Querida Amiga

Jesus alimenta-me diariamente com a sua carne adorável, e junto com este manjar, escuto uma voz doce e suave como os ecos harmoniosos dos anjos no Céu. Esta é a voz que me guia, que solta as velas do barco da minha alma para que não sucumba e para que não me afunde. Sinto sempre essa voz querida que é a do meu Amado, a voz de Jesus no fundo da minha alma; e nos meus sofrimentos e nas minhas tentações, Ele é o meu Consolador, Ele é o meu Capitão.

No outro dia, vendo o Santíssimo exposto, perguntava-me porque não nos tornamos loucos de amor por Ele. Ele, verdadeiro Deus, sob as espécies de pão e até à consumação dos séculos. Que grandeza, que amor infinito! Amor não conhecido, não correspondido pela maioria dos homens.

Queria fazer compreender às almas que a Eucaristia é um céu, pois que “o Céu não é senão um sacrário sem portas, uma Eucaristia sem véus, uma comunhão sem fim”.
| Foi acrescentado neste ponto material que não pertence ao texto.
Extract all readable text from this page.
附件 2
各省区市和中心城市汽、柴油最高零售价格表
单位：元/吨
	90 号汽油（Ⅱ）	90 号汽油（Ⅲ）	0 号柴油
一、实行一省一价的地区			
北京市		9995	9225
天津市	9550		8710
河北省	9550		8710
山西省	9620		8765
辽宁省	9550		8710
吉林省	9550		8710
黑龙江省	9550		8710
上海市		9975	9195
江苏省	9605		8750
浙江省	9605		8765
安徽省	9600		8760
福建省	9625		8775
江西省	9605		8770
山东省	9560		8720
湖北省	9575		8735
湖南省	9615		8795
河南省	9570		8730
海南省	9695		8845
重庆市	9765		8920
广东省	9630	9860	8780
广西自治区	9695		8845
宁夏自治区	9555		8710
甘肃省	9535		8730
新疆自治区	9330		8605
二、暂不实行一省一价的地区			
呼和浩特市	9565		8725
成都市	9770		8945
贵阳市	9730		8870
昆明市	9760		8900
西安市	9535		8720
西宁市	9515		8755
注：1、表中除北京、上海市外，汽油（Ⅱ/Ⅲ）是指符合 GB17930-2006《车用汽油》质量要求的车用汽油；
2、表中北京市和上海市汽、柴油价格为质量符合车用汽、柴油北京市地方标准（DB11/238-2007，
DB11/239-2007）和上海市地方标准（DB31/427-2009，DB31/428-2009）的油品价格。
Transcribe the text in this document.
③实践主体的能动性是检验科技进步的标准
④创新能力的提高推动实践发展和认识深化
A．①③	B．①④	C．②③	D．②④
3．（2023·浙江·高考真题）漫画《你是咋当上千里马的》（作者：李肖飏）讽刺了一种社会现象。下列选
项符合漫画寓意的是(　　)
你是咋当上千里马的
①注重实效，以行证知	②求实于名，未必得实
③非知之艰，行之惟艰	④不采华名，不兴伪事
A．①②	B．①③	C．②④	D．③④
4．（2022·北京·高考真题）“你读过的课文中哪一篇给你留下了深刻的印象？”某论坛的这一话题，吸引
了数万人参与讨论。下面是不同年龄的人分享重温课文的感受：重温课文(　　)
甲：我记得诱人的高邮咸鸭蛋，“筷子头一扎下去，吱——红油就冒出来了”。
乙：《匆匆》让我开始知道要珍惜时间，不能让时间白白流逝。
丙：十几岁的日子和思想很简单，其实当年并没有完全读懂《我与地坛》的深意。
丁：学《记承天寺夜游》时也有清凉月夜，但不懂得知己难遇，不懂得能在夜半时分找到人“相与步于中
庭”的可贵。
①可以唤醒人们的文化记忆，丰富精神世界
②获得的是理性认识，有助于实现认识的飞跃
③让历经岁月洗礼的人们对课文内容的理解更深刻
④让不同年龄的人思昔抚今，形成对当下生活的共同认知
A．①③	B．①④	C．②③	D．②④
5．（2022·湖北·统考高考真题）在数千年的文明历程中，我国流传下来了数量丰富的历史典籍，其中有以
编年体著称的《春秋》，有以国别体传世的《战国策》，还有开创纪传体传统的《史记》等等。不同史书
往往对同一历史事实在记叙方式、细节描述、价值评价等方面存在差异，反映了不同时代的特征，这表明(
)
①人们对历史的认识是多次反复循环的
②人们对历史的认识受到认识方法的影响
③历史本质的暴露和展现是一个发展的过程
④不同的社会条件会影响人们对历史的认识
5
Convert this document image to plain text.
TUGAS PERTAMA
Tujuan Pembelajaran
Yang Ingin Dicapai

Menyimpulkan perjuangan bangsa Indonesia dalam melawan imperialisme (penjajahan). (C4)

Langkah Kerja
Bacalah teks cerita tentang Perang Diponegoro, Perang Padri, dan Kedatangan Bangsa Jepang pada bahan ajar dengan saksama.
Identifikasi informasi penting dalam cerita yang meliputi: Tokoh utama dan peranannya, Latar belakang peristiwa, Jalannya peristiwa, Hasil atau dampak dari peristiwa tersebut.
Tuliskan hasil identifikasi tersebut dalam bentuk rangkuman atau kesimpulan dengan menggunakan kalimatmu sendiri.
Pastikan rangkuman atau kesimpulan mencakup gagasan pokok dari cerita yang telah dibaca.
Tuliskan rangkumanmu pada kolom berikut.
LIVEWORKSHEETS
Que pobre, que apagado me parece o culto que tributamos ao nosso Deus Sacramentado! Que pouco respeito temos por Aquele perante o qual os serafins se cobrem e se aniquilam! E Ele suporta tudo em silêncio. Mantém-se sem esplendor, oculto sob o pão, para viver no meio das suas criaturas. Oh, que bom é! Quão infinito é o seu amor! Como não enlouquecemos de amor?

Depois de comungar, sinto-me no céu e dominada pelo amor infinito do meu Deus. Às vezes sinto que o único consolo neste desterro é a comunhão, onde me uno intimamente com Ele. Para mim é inconcebível que, tendo ansias de ser feliz, não se busque a Jesus. Depois de comungar temos tudo, porque temos a Deus, que é o nosso céu.

Porque não te aproximas para comungar diariamente? Tu mesma viste que quando comungas és melhor. Se não sentes fervor, ele irá aumentando em cada comunhão. Pede a Nosso Senhor, que não to negará.

Busca a Jesus na Eucaristia e viverás com Ele como vivia a Santíssima Virgem em Nazaré. Na Eucaristia vive entre nós esse Jesus, esse Deus, que chorou, gemeu e se compadeceu das nossas misérias. Esse Pão tem um coração divino com as ternuras de pastor, de pai, de mãe, de Deus… Escutemo-l’O, pois Ele é a Verdade. Olhemo-l’O pois Ele é a imagem do Pai. Amemo-l’O, que é o amor dando-Se às suas criaturas. Que união, por maior que seja, pode ser comparável a esta?

Que possa Jesus encontrar no teu coração um lugar onde possa descansar. Prepara-te bem, pensando Quem é que vais receber. É Deus verdadeiro que desce para nos visitar e para nos converter n’Ele. Ele faz-se nosso alimento para nos dar vida. Um Deus alimento… Pão das suas criaturas, não é para morrermos de amor?  Jesus vem cheio de infinito amor e nós recebemo-l’O frios e só sabemos fazer pedidos, sem O adorar, sem chorar de agradecimento aos seus divinos pés.

Depois de comungares, diz a Jesus – esse Deus que tens prisioneiro do teu coração – que fique contigo, para que todo o dia O continues a amar e a dar-Lhe graças.

Amemos a Jesus que tanto nos amou. Aproximemo-nos do Sacrário muitas vezes ao dia com o pensamento. Ele olha-nos sempre e deseja que O amemos. Ele vive ali mais pobre do que em Belém, mais impotente do que quando era menino…

Jesus está no Sacrário! Ali olho-O pela fé e escuto-O. Não O queres escutar tu também?